Common equity is around $12 billion USD.
The company is selling right now for $7.5 billion - a $4.5 billion haircut off of book value. Ouch.
Investments in associates, India and Africa are marked to model (generously) and on the books for $7 billion.
If Mr. Market was optimistic about those assets then Fairfax would easily trade at a premium to book value (ie. for more than $12 billion). But, Mr. Market is so down on them that he's basically written them off.
It seems like at the current price you're getting a first-rate insurance operator for cheap (even if it has to pair back underwriting or renegotiate some debt covenants near term), and you're getting Recipe, Eurobank, the retailers, Thomas Cook, Bangalor Airport, etc, etc, etc for free (aka really really cheap).

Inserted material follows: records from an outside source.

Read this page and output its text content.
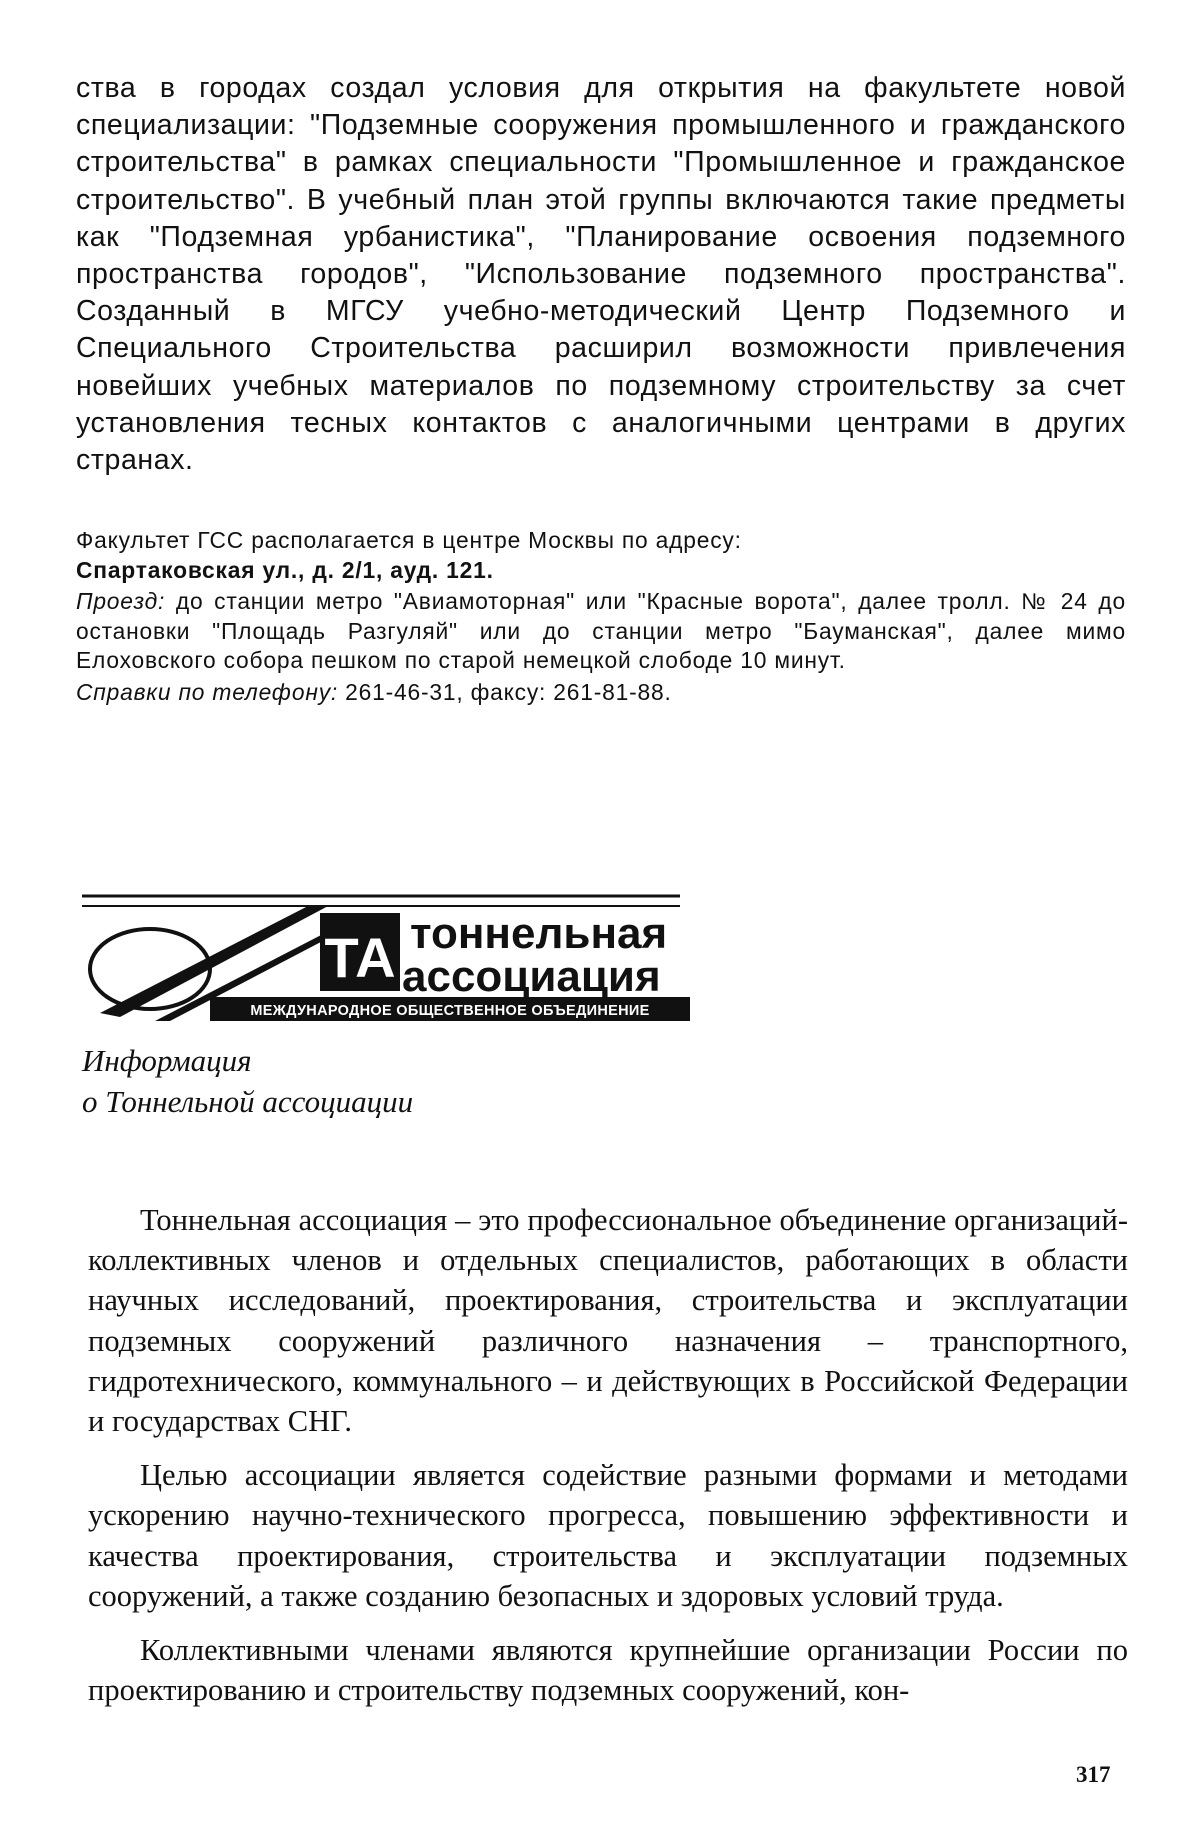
ства в городах создал условия для открытия на факультете новой специализации: "Подземные сооружения промышленного и гражданского строительства" в рамках специальности "Промышленное и гражданское строительство". В учебный план этой группы включаются такие предметы как "Подземная урбанистика", "Планирование освоения подземного пространства городов", "Использование подземного пространства". Созданный в МГСУ учебно-методический Центр Подземного и Специального Строительства расширил возможности привлечения новейших учебных материалов по подземному строительству за счет установления тесных контактов с аналогичными центрами в других странах.

Факультет ГСС располагается в центре Москвы по адресу:

Спартаковская ул., д. 2/1, ауд. 121.

Проезд: до станции метро "Авиамоторная" или "Красные ворота", далее тролл. № 24 до остановки "Площадь Разгуляй" или до станции метро "Бауманская", далее мимо Елоховского собора пешком по старой немецкой слободе 10 минут.

Справки по телефону: 261-46-31, факсу: 261-81-88.

МЕЖДУНАРОДНОЕ ОБЩЕСТВЕННОЕ ОБЪЕДИНЕНИЕ
ТА тоннельная
ассоциация
Информация
о Тоннельной ассоциации

Тоннельная ассоциация – это профессиональное объединение организаций-коллективных членов и отдельных специалистов, работающих в области научных исследований, проектирования, строительства и эксплуатации подземных сооружений различного назначения – транспортного, гидротехнического, коммунального – и действующих в Российской Федерации и государствах СНГ.

Целью ассоциации является содействие разными формами и методами ускорению научно-технического прогресса, повышению эффективности и качества проектирования, строительства и эксплуатации подземных сооружений, а также созданию безопасных и здоровых условий труда.

Коллективными членами являются крупнейшие организации России по проектированию и строительству подземных сооружений, кон-

317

On top of that you have restructured, global, investment and operations management teams better able to grow whatever's left standing post-covid. (For example, even if Recipe loses half its locations in the next two years, the remaining locations could face a third the competition and twice the profitability after that - who knows. Eurobank could be the last bank standing in Greece. The retailers could band together and unseat Amazon - ok ok the retailers are dead.) Chances are there will be at least something left to work with in the portfolio a few years from now.
In short, there's not even a hint of confidence, let alone optimism, priced into this stock right now.